AK Parti iktidarı, her yeni partiyle yargıdaki sorunlar yumağını biraz daha büyütüyor. Geçmiş pratiğimiz gösteriyor ki çok umutlarla getirilen yargı paketleri, yeni yasaklara, hak aramanın önündeki engellere dönüştü. Yeni şeytanlar yarattı.
CHP olarak kadının ister evlilik sonrası eşinin soyadını, ister kendi soyadını, ister ikisini birden kullanmasını savunuyoruz. Sonuna kadar da bu mücadelenin arkasında olacağız.
"Kamuda tasarruf adı altında memurun servisiyle uğraşıyorlar"
Kimse unutmasın. Otoriter, popülist liderler birbirlerinden öğrenirler. Bana arkadaşını söyle sana kim olduğunu söyleyeyim. Cumhur İttifakı, bu yasayı geri çekmezseniz işte sizin karneniz de budur, ekibiniz de budur. Bu ekibiniz, dünya tarihine büyük gerileme filmini çekenler olarak geçiyor. Siz de bunların Türkiye şubesisiniz. Bunlarla birlikte dünya siyasi tarihinin kara bir sayfasında yerinizi alırsınız.

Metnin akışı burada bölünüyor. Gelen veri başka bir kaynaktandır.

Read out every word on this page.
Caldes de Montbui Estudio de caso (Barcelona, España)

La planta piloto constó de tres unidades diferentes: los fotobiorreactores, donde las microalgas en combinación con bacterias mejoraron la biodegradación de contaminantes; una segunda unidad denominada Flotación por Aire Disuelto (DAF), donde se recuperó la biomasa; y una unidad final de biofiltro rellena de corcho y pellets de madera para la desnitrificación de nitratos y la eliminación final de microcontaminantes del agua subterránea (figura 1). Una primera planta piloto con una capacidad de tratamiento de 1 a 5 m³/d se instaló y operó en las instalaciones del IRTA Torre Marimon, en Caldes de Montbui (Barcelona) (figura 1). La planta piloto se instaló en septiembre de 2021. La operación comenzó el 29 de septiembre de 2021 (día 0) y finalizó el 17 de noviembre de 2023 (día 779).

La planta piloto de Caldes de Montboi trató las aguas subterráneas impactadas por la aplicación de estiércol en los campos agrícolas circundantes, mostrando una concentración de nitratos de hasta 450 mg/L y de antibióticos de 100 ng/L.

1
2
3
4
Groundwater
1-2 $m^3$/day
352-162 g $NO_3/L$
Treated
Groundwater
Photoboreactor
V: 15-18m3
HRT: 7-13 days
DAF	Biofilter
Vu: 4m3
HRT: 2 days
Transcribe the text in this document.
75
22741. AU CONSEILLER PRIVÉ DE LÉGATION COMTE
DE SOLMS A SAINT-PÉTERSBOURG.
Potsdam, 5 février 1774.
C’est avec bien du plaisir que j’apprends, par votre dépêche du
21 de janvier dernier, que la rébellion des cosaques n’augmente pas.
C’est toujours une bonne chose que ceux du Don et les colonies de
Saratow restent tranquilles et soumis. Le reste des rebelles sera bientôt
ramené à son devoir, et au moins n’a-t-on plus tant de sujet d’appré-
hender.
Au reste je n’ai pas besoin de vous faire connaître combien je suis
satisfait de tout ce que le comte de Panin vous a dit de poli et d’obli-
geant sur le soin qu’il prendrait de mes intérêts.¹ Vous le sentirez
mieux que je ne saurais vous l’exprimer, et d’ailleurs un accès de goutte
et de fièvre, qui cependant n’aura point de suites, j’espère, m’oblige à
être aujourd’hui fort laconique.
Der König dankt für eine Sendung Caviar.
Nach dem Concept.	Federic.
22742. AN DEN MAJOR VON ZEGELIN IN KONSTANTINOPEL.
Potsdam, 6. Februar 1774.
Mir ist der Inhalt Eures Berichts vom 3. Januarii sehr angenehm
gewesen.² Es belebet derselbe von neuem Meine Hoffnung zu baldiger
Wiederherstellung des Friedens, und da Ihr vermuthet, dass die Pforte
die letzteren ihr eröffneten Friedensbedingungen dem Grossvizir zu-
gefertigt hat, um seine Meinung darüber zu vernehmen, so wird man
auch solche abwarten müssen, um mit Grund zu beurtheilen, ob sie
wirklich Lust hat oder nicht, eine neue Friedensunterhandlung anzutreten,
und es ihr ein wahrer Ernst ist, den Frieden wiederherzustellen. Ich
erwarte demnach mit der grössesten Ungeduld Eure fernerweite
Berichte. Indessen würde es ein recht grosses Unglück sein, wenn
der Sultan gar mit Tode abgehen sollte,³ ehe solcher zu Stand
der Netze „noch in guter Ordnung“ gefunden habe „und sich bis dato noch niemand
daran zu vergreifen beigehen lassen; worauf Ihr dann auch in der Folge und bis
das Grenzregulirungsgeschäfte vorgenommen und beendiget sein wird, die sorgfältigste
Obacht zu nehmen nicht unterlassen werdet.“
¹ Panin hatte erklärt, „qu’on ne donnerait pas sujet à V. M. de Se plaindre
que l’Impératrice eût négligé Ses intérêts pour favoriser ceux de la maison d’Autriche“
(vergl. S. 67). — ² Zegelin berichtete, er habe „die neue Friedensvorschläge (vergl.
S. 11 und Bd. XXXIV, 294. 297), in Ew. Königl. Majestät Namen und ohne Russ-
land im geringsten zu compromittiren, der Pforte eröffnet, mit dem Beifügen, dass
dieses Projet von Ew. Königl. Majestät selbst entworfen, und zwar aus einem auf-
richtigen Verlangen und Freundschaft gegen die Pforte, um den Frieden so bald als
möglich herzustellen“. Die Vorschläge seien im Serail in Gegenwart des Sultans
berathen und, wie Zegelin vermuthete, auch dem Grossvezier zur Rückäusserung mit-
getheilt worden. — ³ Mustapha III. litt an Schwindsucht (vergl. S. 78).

Enflasyonla mücadele edemedikçe, dar gelirlinin yüzünü güldürmek yerine onlara kemer sıktırmaya, emekliyi perişan etmeye devam ediyorlar. Kamuda tasarruf adı altında memurun servisiyle uğraşıyorlar. Öğretmenin atamasını yapmamayı marifet sayıyorlar. Ama bir yandan da geçtiğimiz hafta köprü ve otoyollara son beş ayda ikinci kez zam yaptılar. Sadece 5 ayda kamuya ait köprülerde yüzde 181, yap-işlet-devretlerde yüzde 110 zam geldi.
Emekliyle yüz yüze gelme zamanı geldi. Pazar günü saat 14.00’te Tandoğan Meydanı’na tüm emeklileri, bütün emekçileri, emeklilere sahip çıkan herkesi bekliyoruz."